Item 2.03 Creation of a Direct Financial Obligation or an Obligation under an
Off-Balance Sheet Arrangement of a Registrant.
As previously disclosed, Syros Pharmaceuticals, Inc. (the "Company") is party to
a Loan and Security Agreement (the "Loan Agreement"), dated February 12, 2020
(the "Closing Date"), by and among the Company and Oxford Finance LLC, in its
capacity as lender (in such capacity, the "Lender"), and in its capacity as
collateral agent, pursuant to which a term loan of up to an aggregate principal
amount of $60.0 million was made available to the Company. Pursuant to the Loan
Agreement, a $20.0 million term loan was previously funded on the Closing Date,
leaving two additional term loan advances of $20.0 million each available under
the Loan Agreement after the Closing Date.
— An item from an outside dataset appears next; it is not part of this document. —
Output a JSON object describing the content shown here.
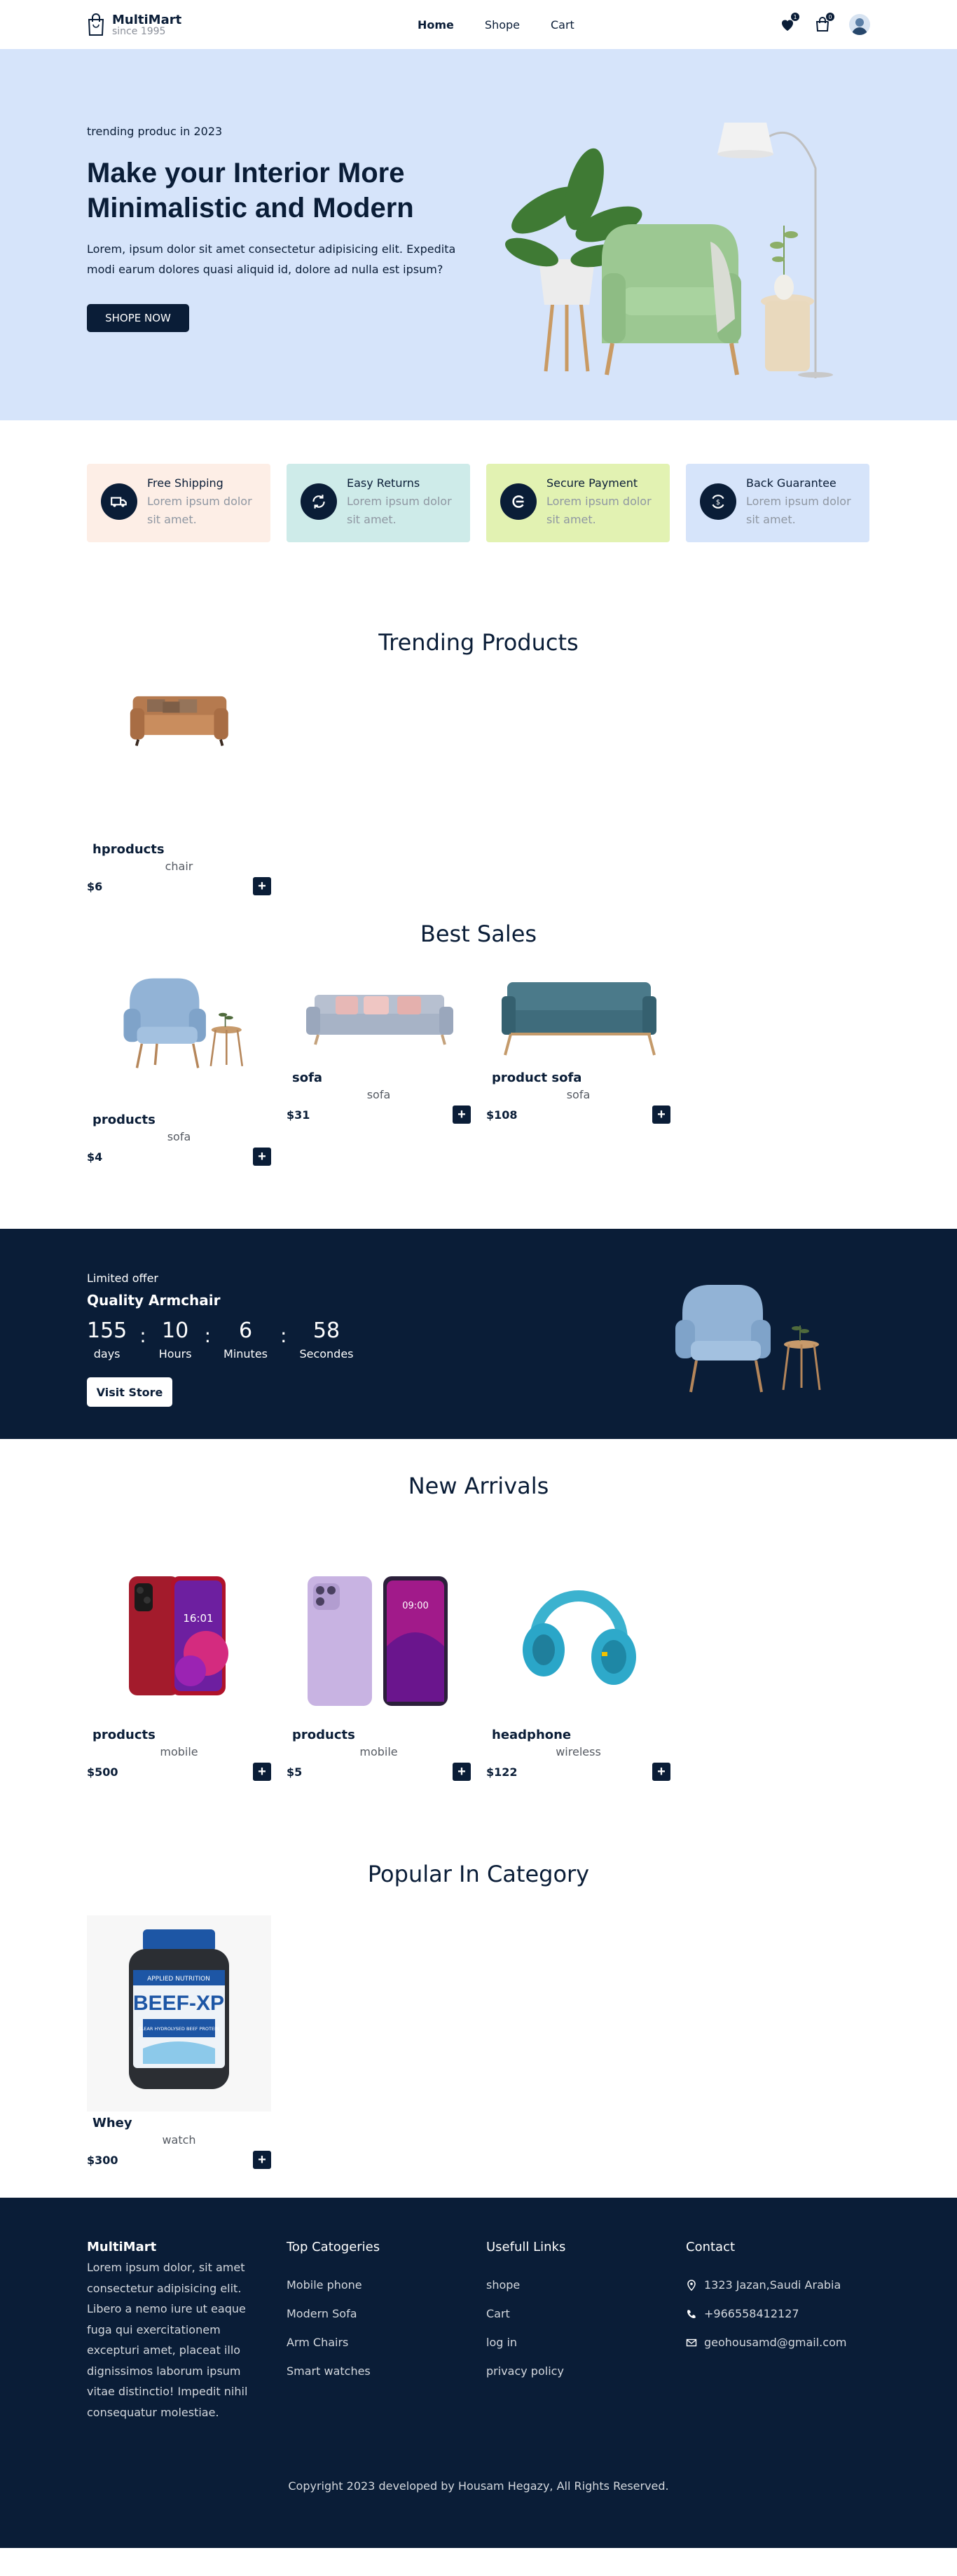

On December 23, 2020, the Company elected to draw down the second $20.0 million
term loan advance under the Loan Agreement (the "Term B Loan"). Immediately
following this $20.0 million drawdown, $20.0 million of borrowing capacity
remained available under the Loan Agreement, subject to the terms and conditions
set forth therein.
In addition, in connection with the Term B Loan, the Company issued the Lender
warrants to purchase 17,389 shares of the Company's common stock at an exercise
price per share of $11.50 (the "Warrants"). The Warrants will be exercisable for
5 years from the date of issuance.
The foregoing description of the Loan Agreement is qualified in its entirety by
reference to the full text of the Loan Agreement which was filed as Exhibit 10.1
to the Current Report on Form 8-K filed by the Company on February 13, 2020.